Eppure da quel momento è successo di tutto, da Baghdad a Beirut: “Prima gli iracheni con il loro inchiostro ‘purple’, poi l’evoluzione in medio oriente, l’Egitto che dice di voler fare elezioni con più candidati, le bandiere rosse e bianche in Libano che hanno determinato le dimissioni del governo, ma che ora non lasciano la piazza, perché vogliono che le truppe siriane abbandonino il paese”, elenca Novak, e teme di perdere il conto. Il punto di svolta è stato proprio quel discorso inaugurale, quando Bush ha esplicitato il legame esistente tra la tirannia e il terrorismo, “spiegato egregiamente” nel libro di Natan Sharansky, “The case of democracy”, cui il presidente americano ha più volte detto d’ispirarsi: “Non è un caso che il fondamentalismo si sia sviluppato sotto regimi dispotici – spiega Novak – perché dove non è garantito il diritto naturale alla libertà nasce l’estremismo”.
Spezzando questa catena – tirannia-terrorismo – si vince la guerra: “Il realismo dell’Amministrazione sta tutto qui, nel fornire un’alternativa al dispotismo”, dice Novak e ricorda che il grande contributo di Bush alla storia americana è proprio l’aver inserito nella politica reale un concetto che sembrava astratto: la libertà. E’ proprio questo aspetto rivoluzionario della strategia statunitense che Novak celebrerà alla fine di questa settimana, a Roma, nel discorso per i dieci anni di Liberal – “la fondazione Liberal è un campione di libertà”, dice lo studioso – spiegando perché questa dottrina sia l’espressione di quella “right nation” che ha confermato Bush come suo leader.
“La libertà è una nobiltà speciale che spetta a tutti gli uomini e riguarda prima di tutto il livello personale – dice Novak – ma per esercitarla è necessario avere una grande senso di responsabilità”.

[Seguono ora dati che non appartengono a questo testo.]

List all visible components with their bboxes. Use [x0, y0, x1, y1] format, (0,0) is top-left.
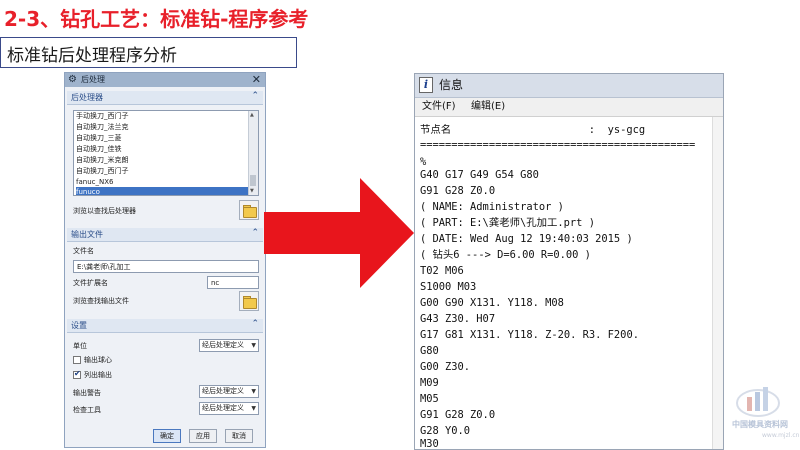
chevron-up-icon[interactable]: ⌃	[251, 227, 259, 240]
dialog-titlebar[interactable]: ⚙ 后处理 ✕	[65, 73, 265, 87]
browse-postprocessor-label: 浏览以查找后处理器	[73, 207, 136, 215]
browse-output-label: 浏览查找输出文件	[73, 297, 129, 305]
info-line: ( NAME: Administrator )	[420, 201, 564, 213]
browse-output-button[interactable]	[239, 291, 259, 311]
check-tool-label: 检查工具	[73, 406, 101, 414]
filename-label: 文件名	[73, 247, 94, 255]
list-item[interactable]: 自动换刀_米克朗	[76, 155, 248, 166]
section-postprocessor-header[interactable]: 后处理器 ⌃	[67, 91, 263, 105]
output-warning-select[interactable]: 经后处理定义 ▼	[199, 385, 259, 398]
file-extension-input[interactable]: nc	[207, 276, 259, 289]
section-output-title: 输出文件	[71, 230, 103, 239]
info-line: ( DATE: Wed Aug 12 19:40:03 2015 )	[420, 233, 633, 245]
chevron-down-icon: ▼	[251, 388, 256, 395]
info-line: G17 G81 X131. Y118. Z-20. R3. F200.	[420, 329, 639, 341]
chevron-down-icon: ▼	[251, 342, 256, 349]
output-warning-select-value: 经后处理定义	[202, 387, 244, 395]
list-item[interactable]: 自动换刀_法兰克	[76, 122, 248, 133]
info-line: T02 M06	[420, 265, 464, 277]
postprocess-dialog: ⚙ 后处理 ✕ 后处理器 ⌃ 手动换刀_西门子 自动换刀_法兰克 自动换刀_三菱…	[64, 72, 266, 448]
info-line: M30	[420, 438, 439, 450]
filename-input[interactable]: E:\龚老师\孔加工	[73, 260, 259, 273]
list-item[interactable]: 手动换刀_西门子	[76, 111, 248, 122]
info-line: M05	[420, 393, 439, 405]
watermark-text: 中国模具资料网	[732, 420, 788, 429]
list-item[interactable]: 自动换刀_西门子	[76, 166, 248, 177]
section-postprocessor-title: 后处理器	[71, 93, 103, 102]
check-tool-select[interactable]: 经后处理定义 ▼	[199, 402, 259, 415]
red-arrow-icon	[264, 178, 414, 288]
unit-select[interactable]: 经后处理定义 ▼	[199, 339, 259, 352]
info-titlebar[interactable]: i 信息	[415, 74, 723, 98]
list-item[interactable]: 自动换刀_三菱	[76, 133, 248, 144]
info-menubar: 文件(F) 编辑(E)	[415, 98, 723, 117]
chevron-down-icon: ▼	[251, 405, 256, 412]
info-line: S1000 M03	[420, 281, 477, 293]
postprocessor-list[interactable]: 手动换刀_西门子 自动换刀_法兰克 自动换刀_三菱 自动换刀_佳铁 自动换刀_米…	[73, 110, 259, 196]
list-scrollbar[interactable]: ▲ ▼	[248, 111, 258, 195]
info-line: M09	[420, 377, 439, 389]
info-title: 信息	[439, 78, 464, 92]
check-tool-select-value: 经后处理定义	[202, 404, 244, 412]
section-settings-title: 设置	[71, 321, 87, 330]
slide-subtitle: 标准钻后处理程序分析	[7, 46, 177, 66]
output-ball-center-checkbox[interactable]	[73, 356, 81, 364]
scroll-up-icon[interactable]: ▲	[250, 111, 254, 119]
list-item-selected[interactable]: funuco	[76, 187, 248, 195]
list-item[interactable]: 自动换刀_佳铁	[76, 144, 248, 155]
apply-button[interactable]: 应用	[189, 429, 217, 443]
dialog-title: 后处理	[81, 75, 105, 84]
info-line: G80	[420, 345, 439, 357]
info-line: ========================================…	[420, 139, 696, 151]
watermark-logo-icon	[736, 387, 780, 417]
output-ball-center-label: 输出球心	[84, 356, 112, 364]
info-line: G91 G28 Z0.0	[420, 409, 496, 421]
info-line: ( PART: E:\龚老师\孔加工.prt )	[420, 217, 595, 229]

Da qui nasce il concetto di “compito” e di “missione” che caratterizza “gli americani ordinari, normali, quelli che hanno un negozio o una pompa di benzina” e che rintracciano i segni dell’impegno per la democrazia nella loro tradizione alla libertà. Secondo Novak, il legame tra libertà e responsabilità è completo se si aggiunge anche la “verità”, che, per un cattolico come lui, ritorna direttamente a Dio: “Non è un caso che nella nostra Costituzione la libertà sia anche e soprattutto libertà di culto, perché nessuno può dirti in che cosa credere, è una responsabilità personale”.
L’Europa questo “triangolo” fa fatica a comprenderlo, secondo Novak perché gli europei sono portati a credere che gli Stati Uniti vogliano per forza ricondurre tutto a Dio:
“Non è così, alla ‘verità’ ognuno può dare il suo significato, l’importante è però crederci”.
Altrimenti prende piede l’incoerenza: a quel punto nessuno vuole più assumersi le sue responsabilità, e smette di essere libero. Anche l’America se n’è accorta “e ha deciso di svegliarsi”, di ritrovare nelle sue radici le motivazioni per la missione, “di tornare con serietà all’istinto originario di libertà”.
Nessun intervento armato in vista
Il rintocco della campanella della libertà è rivoluzionario, ma è necessario impegnarsi per tenerlo vivo.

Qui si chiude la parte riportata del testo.